In a thrilling final lap comeback, McMahon denied Great Britain’s Aaron Harris pole position and put to rest any disappointments over his failure to make the start list for last Sunday’s race at Hyde Park on the London 2012 Olympic course.
Harris, who made his World Cup debut last month in Edmonton with a 37th place finish, took second silver in just his second World Cup race.
Akos Vanek brought the Hungarian crowd to their feet with a bronze medal performance, 28 seconds behind the winner. That brought together six different flags for the two podiums for the men’s and women’s races.
Despite a strong Russian presence at the front throughout the race Igor Polyanskiy, who took the swim prime, missed out on a podium position after fading late in the run and finished 53 seconds behind McMahon.
Polyanskiy led after the swim with Switzerland’s Florin Salvisberg in second and fellow countryman Andrey Bryukhankov in third.
These three controlled the front of the bike pack with Harris, Abrahm Louw (NAM), McMahon and Vanek in a tight race with only one second between the riders at times.
McMahon, who topped the 10km bike course with a time of 57 minutes and 59 seconds, used his bike skills for third position, going into the run behind Polyansky and Harris.
“All season I’ve been struggling with the start of my run and really building the back half, I went no harder this time but I still knew I had the back half to go,” said McMahon. “So at five K, I was like ‘let’s do this, let’s get into second place’. I picked the pace up and dropped the other guys on my shoulder and move into second place and then I was biding my time until first place.”
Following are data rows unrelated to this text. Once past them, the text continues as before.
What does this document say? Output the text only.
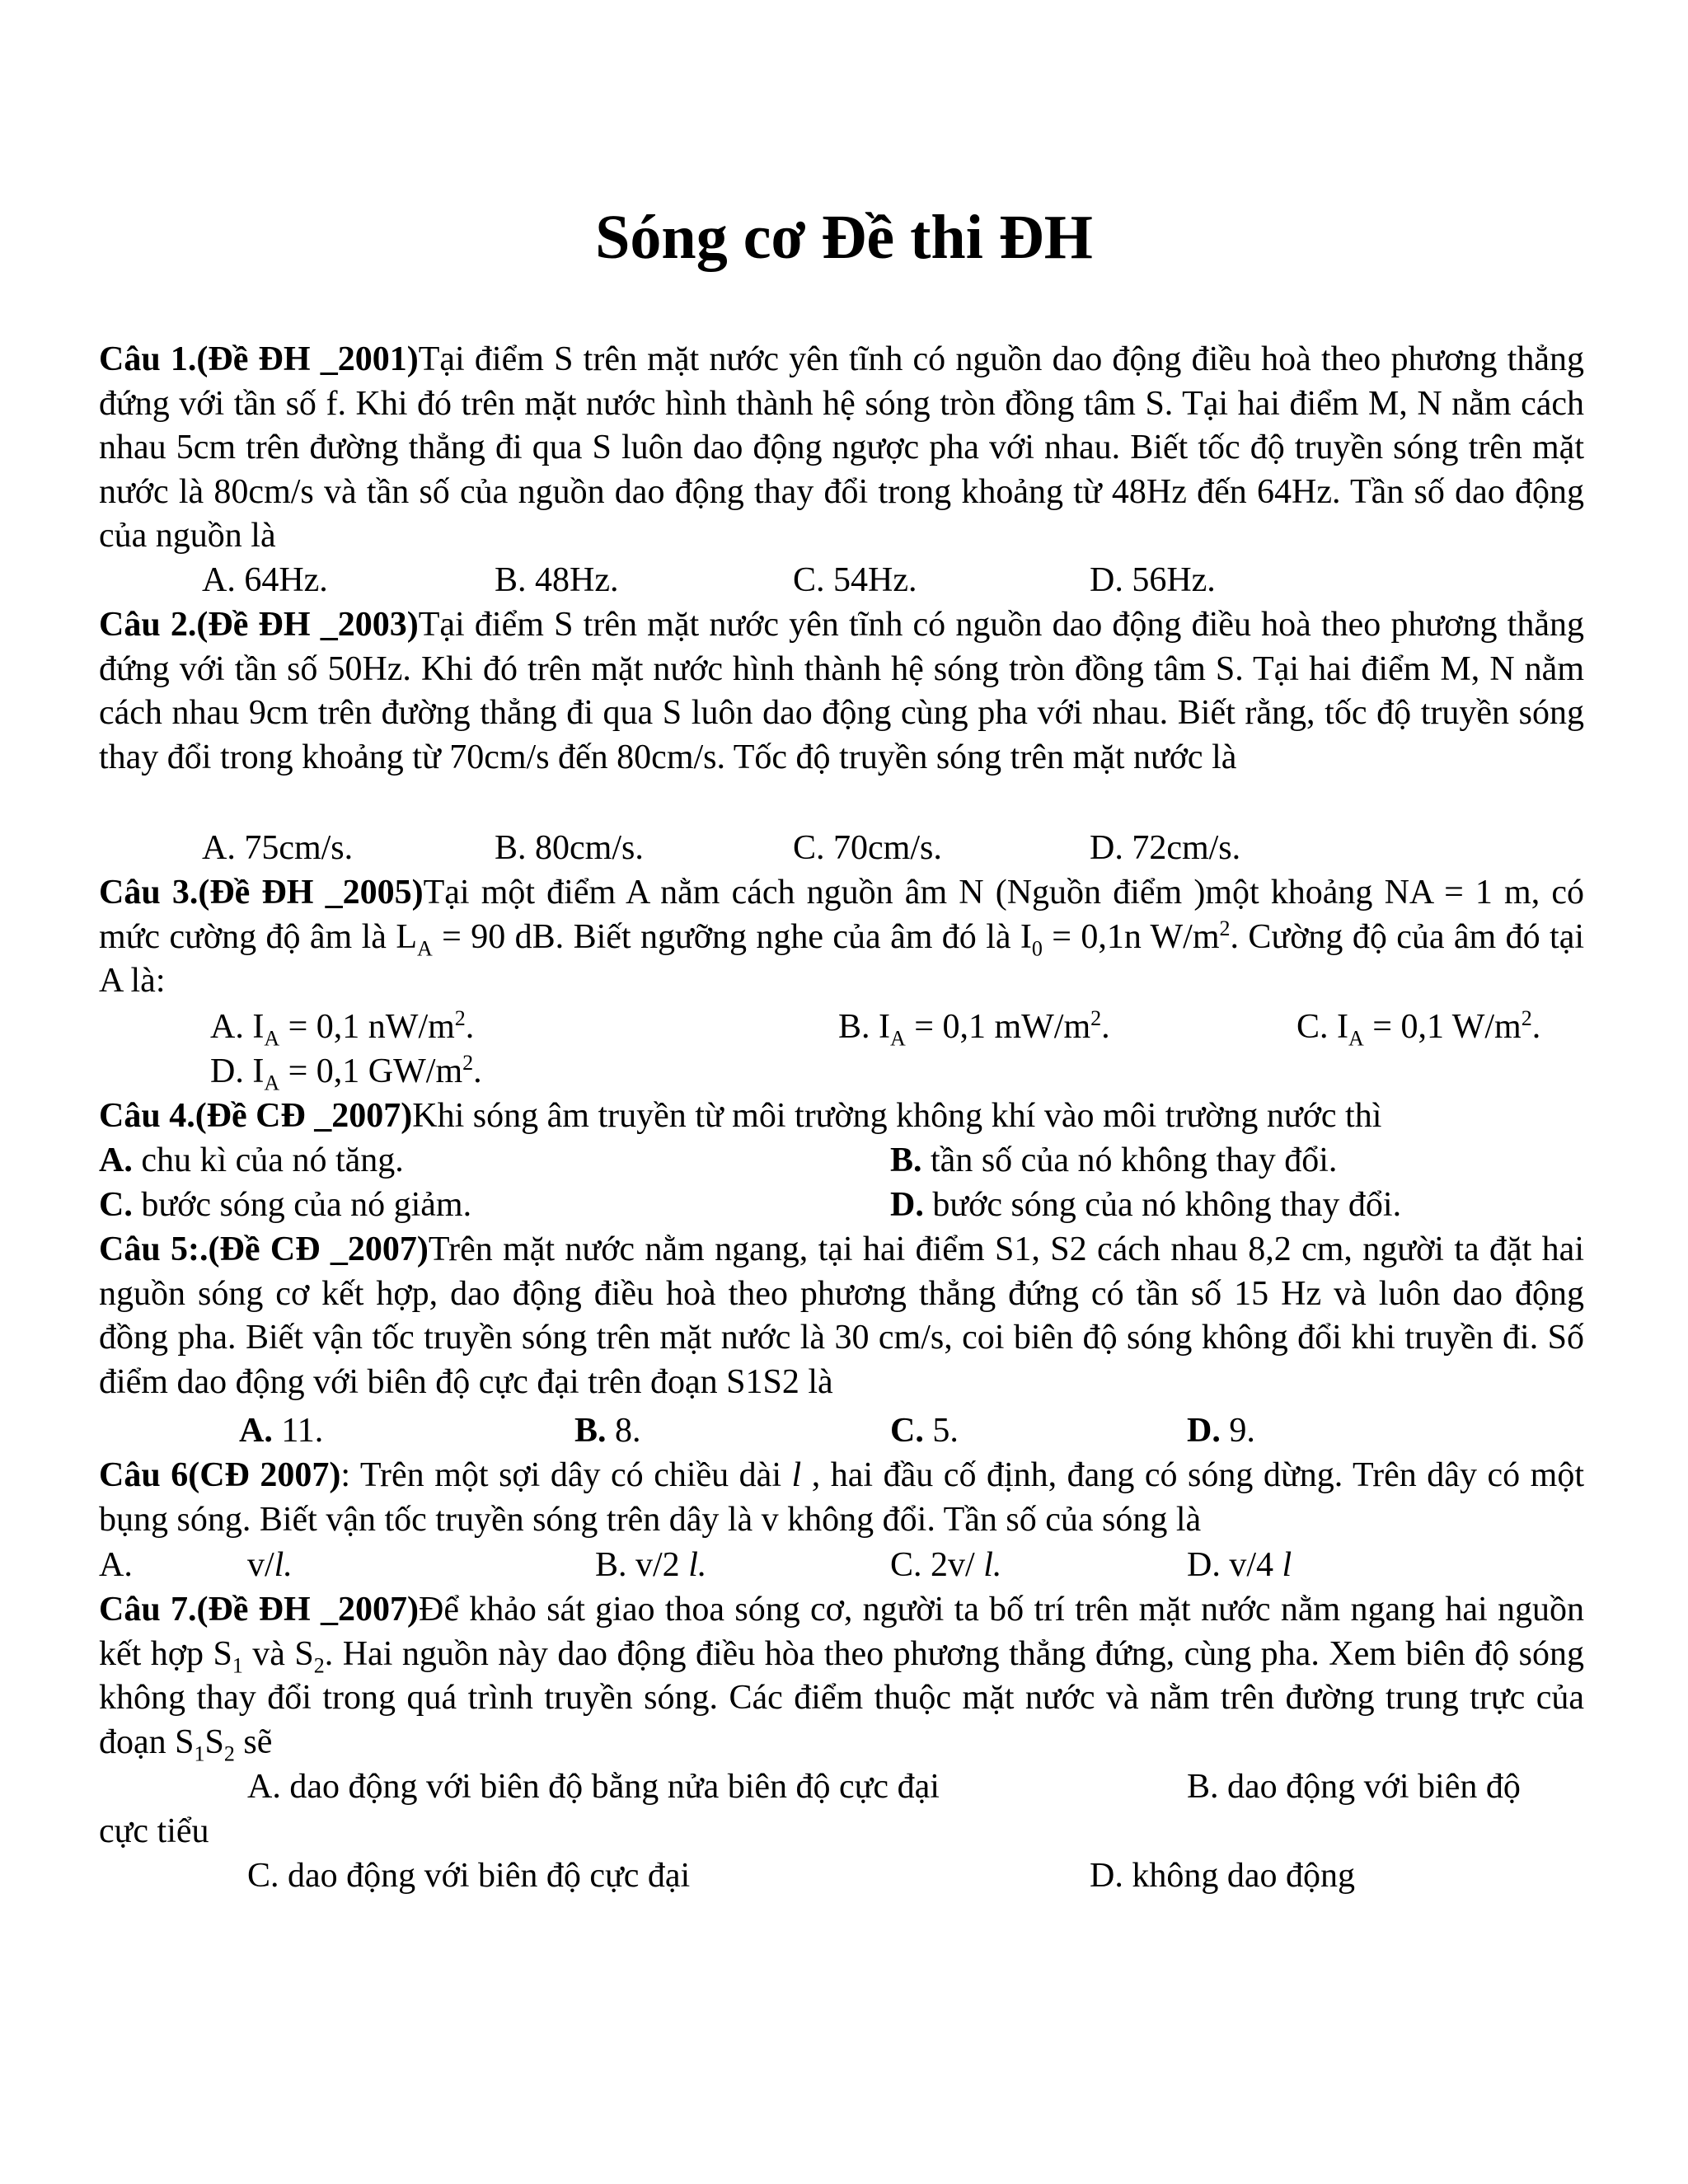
Sóng cơ Đề thi ĐH
Câu 1.(Đề ĐH _2001)Tại điểm S trên mặt nước yên tĩnh có nguồn dao động điều hoà theo phương thẳng đứng với tần số f. Khi đó trên mặt nước hình thành hệ sóng tròn đồng tâm S. Tại hai điểm M, N nằm cách nhau 5cm trên đường thẳng đi qua S luôn dao động ngược pha với nhau. Biết tốc độ truyền sóng trên mặt nước là 80cm/s và tần số của nguồn dao động thay đổi trong khoảng từ 48Hz đến 64Hz. Tần số dao động của nguồn là
A. 64Hz.	B. 48Hz.	C. 54Hz.	D. 56Hz.
Câu 2.(Đề ĐH _2003)Tại điểm S trên mặt nước yên tĩnh có nguồn dao động điều hoà theo phương thẳng đứng với tần số 50Hz. Khi đó trên mặt nước hình thành hệ sóng tròn đồng tâm S. Tại hai điểm M, N nằm cách nhau 9cm trên đường thẳng đi qua S luôn dao động cùng pha với nhau. Biết rằng, tốc độ truyền sóng thay đổi trong khoảng từ 70cm/s đến 80cm/s. Tốc độ truyền sóng trên mặt nước là
A. 75cm/s.	B. 80cm/s.	C. 70cm/s.	D. 72cm/s.
Câu 3.(Đề ĐH _2005)Tại một điểm A nằm cách nguồn âm N (Nguồn điểm )một khoảng NA = 1 m, có mức cường độ âm là $L_A = 90$ dB. Biết ngưỡng nghe của âm đó là $I_0 = 0,1n$ $W/m^2$. Cường độ của âm đó tại A là:
A. $I_A = 0,1$ $nW/m^2$.	B. $I_A = 0,1$ $mW/m^2$.	C. $I_A = 0,1$ $W/m^2$.
D. $I_A = 0,1$ $GW/m^2$.
Câu 4.(Đề CĐ _2007)Khi sóng âm truyền từ môi trường không khí vào môi trường nước thì
A. chu kì của nó tăng.	B. tần số của nó không thay đổi.
C. bước sóng của nó giảm.	D. bước sóng của nó không thay đổi.
Câu 5:.(Đề CĐ _2007)Trên mặt nước nằm ngang, tại hai điểm S1, S2 cách nhau 8,2 cm, người ta đặt hai nguồn sóng cơ kết hợp, dao động điều hoà theo phương thẳng đứng có tần số 15 Hz và luôn dao động đồng pha. Biết vận tốc truyền sóng trên mặt nước là 30 cm/s, coi biên độ sóng không đổi khi truyền đi. Số điểm dao động với biên độ cực đại trên đoạn S1S2 là
A. 11.	B. 8.	C. 5.	D. 9.
Câu 6(CĐ 2007): Trên một sợi dây có chiều dài l , hai đầu cố định, đang có sóng dừng. Trên dây có một bụng sóng. Biết vận tốc truyền sóng trên dây là v không đổi. Tần số của sóng là
A.	v/l.	B. v/2 l.	C. 2v/ l.	D. v/4 l
Câu 7.(Đề ĐH _2007)Để khảo sát giao thoa sóng cơ, người ta bố trí trên mặt nước nằm ngang hai nguồn kết hợp $S_1$ và $S_2$. Hai nguồn này dao động điều hòa theo phương thẳng đứng, cùng pha. Xem biên độ sóng không thay đổi trong quá trình truyền sóng. Các điểm thuộc mặt nước và nằm trên đường trung trực của đoạn $S_1S_2$ sẽ
A. dao động với biên độ bằng nửa biên độ cực đại	B. dao động với biên độ
cực tiểu
C. dao động với biên độ cực đại	D. không dao động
The Canadian pulled out all the stops in the final lap on the run, blistering past Harris and breaking the tape at 1 hour, 48 minutes, 16 seconds for his first career World Cup title. Harris followed seven seconds later for silver.
“I did everything I could and I got the win. I was just a little off the back a little bit of that front four or five guys, I did a non-drafting race last weekend where you had to just put your head down and hammer so that’s what I did I caught the front four guys and three others. We had a wicked group of three guys working well together.”
Vanek had the home crowds in a frenzy as he hung on for the bronze, becoming the first Hungarian to make the podium in Tiszaujvaros since 2000.
Polyanskiy finished up in fourth while Mexico’s Crisanto Grajales burned up the run course, recording the day’s fastest split to move up into fifth place.
Spain’s three-time Olympian Ivan Rana couldn’t match the pace set by the front runners in the second pack and finished 32nd overall.
Three-time Olympian Reto Hug (SUI), who didn’t race in London but finished eighth in Hamburg, failed to make it past the fifth bike lap.
Joao Pereira (POR), who finished London last weekend with a 15th position, only managed a 21st spot.
Africa was well represented, with a contingent that included the new men’s African champion Richard Murray (RSA), Zimbabwe’s Christopher Felgate, Medhi Essadiq (MAR) and Namibia’s Louw. Although Louw, an ITU Development athlete, managed to keep pace with the swim and bike leaders, he struggled with the run and finished 39th.
Murray came in a eighth place, the best World Cup result of his career.